Indeed, genetic analyses of the mixtures revealed that, despite a very high selfing rate in wheat, growing in evolutionary mixtures promotes recombination between different genetic components of the mixture, a second way to increase the level of haplotype diversity. More surprisingly, an excess of haplotype diversity compared to the level of allelic diversity was observed for Solina d’Abruzzo (SO) in Italy, one of the landraces continuously cultivated in situ on-farm. Different evolutionary mechanisms have already been proposed to describe distribution of genetic diversity in self-pollinated species, but none of them is sufficient to explain the distribution observed in SO. The most likely scenario to explain such an organization of genetic diversity is a very large effective size through collective management by local farmers that combines seed circulation with mixing and selection of their seeds in addition to natural selection. These practices promote recombination between different genotypes and the fixation of neutral and adaptive mutations. In-depth investigation by simulation and experimentation is needed to decipher precisely the evolutionary mechanisms in action which allowed such features to emerge.

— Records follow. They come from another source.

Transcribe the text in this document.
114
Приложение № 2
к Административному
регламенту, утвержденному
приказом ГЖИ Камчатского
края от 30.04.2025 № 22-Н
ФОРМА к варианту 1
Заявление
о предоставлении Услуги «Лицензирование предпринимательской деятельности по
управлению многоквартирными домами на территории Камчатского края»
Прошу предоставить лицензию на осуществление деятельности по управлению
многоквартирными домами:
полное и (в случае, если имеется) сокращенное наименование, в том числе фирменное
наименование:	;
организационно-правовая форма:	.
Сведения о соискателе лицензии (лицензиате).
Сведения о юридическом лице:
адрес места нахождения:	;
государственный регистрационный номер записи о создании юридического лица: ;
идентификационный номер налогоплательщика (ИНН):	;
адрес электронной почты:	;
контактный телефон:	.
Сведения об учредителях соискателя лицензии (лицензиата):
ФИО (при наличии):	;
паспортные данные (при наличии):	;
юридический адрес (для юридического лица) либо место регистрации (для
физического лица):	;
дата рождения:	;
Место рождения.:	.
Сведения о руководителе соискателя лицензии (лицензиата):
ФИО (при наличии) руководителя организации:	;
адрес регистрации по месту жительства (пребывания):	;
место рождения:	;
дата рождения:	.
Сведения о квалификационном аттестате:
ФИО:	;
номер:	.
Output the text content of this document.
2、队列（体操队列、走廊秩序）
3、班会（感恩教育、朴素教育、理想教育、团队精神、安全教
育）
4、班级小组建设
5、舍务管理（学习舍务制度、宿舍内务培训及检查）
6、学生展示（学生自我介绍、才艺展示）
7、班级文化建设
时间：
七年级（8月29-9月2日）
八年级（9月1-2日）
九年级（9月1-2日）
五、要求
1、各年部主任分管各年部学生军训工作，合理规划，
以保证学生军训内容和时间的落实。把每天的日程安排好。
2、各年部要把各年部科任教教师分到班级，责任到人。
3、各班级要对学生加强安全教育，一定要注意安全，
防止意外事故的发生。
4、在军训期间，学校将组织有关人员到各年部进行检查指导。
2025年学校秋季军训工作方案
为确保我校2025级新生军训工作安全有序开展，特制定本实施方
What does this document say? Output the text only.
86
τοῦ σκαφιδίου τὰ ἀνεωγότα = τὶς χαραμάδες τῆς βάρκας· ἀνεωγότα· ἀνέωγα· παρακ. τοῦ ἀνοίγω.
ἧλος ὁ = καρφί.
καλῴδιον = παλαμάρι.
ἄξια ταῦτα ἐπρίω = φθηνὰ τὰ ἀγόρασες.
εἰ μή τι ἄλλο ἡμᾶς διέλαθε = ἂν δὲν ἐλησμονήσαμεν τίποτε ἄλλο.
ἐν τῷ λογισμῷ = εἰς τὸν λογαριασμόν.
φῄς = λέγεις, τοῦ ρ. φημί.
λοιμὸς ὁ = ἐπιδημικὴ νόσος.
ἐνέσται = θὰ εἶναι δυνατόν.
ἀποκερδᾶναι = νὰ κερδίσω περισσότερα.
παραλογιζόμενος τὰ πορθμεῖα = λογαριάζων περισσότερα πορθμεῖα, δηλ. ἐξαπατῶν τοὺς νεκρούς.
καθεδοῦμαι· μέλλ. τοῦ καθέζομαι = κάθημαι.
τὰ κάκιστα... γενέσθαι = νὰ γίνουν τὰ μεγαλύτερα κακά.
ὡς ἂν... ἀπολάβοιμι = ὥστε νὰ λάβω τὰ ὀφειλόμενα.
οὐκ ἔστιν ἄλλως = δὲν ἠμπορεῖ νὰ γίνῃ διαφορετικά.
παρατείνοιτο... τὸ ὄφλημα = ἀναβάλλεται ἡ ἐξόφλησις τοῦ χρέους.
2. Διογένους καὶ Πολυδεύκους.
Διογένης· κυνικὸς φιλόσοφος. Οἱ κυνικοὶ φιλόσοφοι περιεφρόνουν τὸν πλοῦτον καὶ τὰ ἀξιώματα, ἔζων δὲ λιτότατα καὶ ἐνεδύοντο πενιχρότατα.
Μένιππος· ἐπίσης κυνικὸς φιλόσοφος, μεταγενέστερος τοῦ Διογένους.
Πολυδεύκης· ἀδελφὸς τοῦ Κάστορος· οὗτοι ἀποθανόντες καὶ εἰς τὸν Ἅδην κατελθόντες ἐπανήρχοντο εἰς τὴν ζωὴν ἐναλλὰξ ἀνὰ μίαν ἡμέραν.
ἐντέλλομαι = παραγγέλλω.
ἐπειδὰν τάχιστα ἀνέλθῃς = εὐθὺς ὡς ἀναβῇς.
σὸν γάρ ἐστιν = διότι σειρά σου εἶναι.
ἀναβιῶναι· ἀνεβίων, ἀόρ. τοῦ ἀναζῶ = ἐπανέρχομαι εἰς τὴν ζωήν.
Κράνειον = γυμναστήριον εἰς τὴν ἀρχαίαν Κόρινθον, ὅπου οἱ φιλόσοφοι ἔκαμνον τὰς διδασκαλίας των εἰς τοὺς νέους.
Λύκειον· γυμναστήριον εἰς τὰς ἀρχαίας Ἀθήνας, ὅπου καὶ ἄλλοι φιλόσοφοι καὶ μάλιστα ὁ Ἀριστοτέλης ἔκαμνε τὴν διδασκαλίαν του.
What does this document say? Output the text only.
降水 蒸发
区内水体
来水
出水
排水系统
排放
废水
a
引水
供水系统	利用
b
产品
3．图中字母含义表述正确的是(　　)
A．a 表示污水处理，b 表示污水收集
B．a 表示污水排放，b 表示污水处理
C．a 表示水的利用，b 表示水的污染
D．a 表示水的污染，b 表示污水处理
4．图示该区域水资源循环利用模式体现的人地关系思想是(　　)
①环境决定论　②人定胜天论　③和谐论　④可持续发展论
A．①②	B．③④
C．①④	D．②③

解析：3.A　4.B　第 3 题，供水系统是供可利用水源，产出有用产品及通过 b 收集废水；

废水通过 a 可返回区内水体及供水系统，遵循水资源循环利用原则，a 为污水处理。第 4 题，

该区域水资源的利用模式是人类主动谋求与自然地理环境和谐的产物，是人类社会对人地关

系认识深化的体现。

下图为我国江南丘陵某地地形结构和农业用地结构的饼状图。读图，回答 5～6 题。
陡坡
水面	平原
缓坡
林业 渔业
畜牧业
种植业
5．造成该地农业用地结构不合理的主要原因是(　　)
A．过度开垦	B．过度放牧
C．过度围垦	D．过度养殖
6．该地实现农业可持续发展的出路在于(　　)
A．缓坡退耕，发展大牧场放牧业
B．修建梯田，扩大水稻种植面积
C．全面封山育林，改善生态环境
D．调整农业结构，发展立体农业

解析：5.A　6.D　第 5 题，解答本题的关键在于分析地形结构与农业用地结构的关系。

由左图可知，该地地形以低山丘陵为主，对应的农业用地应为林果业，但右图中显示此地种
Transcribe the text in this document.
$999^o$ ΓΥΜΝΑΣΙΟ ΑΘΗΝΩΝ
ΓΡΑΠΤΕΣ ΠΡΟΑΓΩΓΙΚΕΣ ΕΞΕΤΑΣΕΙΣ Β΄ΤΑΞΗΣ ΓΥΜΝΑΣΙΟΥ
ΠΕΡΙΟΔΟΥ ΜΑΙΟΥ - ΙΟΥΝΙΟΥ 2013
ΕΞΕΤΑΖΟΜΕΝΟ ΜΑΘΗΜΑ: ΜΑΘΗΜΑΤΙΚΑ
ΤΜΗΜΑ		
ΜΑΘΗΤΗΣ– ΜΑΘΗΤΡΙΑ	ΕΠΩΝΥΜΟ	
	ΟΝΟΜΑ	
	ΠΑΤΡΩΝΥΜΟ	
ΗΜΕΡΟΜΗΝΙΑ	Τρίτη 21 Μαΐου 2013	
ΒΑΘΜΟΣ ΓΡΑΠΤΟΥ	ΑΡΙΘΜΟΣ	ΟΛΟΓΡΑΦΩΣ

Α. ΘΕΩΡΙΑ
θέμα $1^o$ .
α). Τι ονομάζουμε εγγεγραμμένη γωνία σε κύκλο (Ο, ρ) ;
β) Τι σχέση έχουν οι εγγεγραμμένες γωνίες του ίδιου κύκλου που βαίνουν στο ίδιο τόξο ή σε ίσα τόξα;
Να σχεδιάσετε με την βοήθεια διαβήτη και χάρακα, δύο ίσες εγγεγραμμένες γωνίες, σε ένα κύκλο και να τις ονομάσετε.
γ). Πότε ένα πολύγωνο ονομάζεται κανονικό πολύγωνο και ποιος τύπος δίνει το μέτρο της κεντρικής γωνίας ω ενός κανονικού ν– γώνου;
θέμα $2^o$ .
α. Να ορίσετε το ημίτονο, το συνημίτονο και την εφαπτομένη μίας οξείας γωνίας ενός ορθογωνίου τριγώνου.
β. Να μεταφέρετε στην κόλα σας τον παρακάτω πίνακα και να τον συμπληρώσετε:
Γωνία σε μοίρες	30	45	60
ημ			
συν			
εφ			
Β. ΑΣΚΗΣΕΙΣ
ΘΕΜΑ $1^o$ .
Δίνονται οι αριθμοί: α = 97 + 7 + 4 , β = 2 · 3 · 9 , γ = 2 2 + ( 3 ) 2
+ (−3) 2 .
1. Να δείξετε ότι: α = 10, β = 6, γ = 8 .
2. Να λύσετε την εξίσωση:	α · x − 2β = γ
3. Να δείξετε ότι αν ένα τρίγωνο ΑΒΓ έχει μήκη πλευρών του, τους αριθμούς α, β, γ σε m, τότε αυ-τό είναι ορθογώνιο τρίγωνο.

All these findings confirm the need to develop and manage evolving diversified large populations on-farm. In an era of global climate shift, where modern varieties have shown low adaptive potential to changing environmental conditions, especially in organic and low input areas, the use of highly diverse landraces and historical varieties in mixtures could solve the problem to a certain extent because on-farm diversified populations have a higher potential to adapt to their local environment than uniform varieties. Such diversifying practices need to be generalized, in particular when promoting agroecological and sustainable agriculture. The new EU seed legislation on heterogeneous material in 2018 is opening new opportunities in this direction. However, the evolutionary characteristics of these populations are still poorly understood by researchers and need to be better considered in the future.

Our conclusions invite crop diversity managers such as genebank curators, community seed bank managers and farmers’ organizations to adapt their management strategies to the type of variety they wish to manage, because we have shown that their choices have a strong influence on the genetic composition of the crop populations.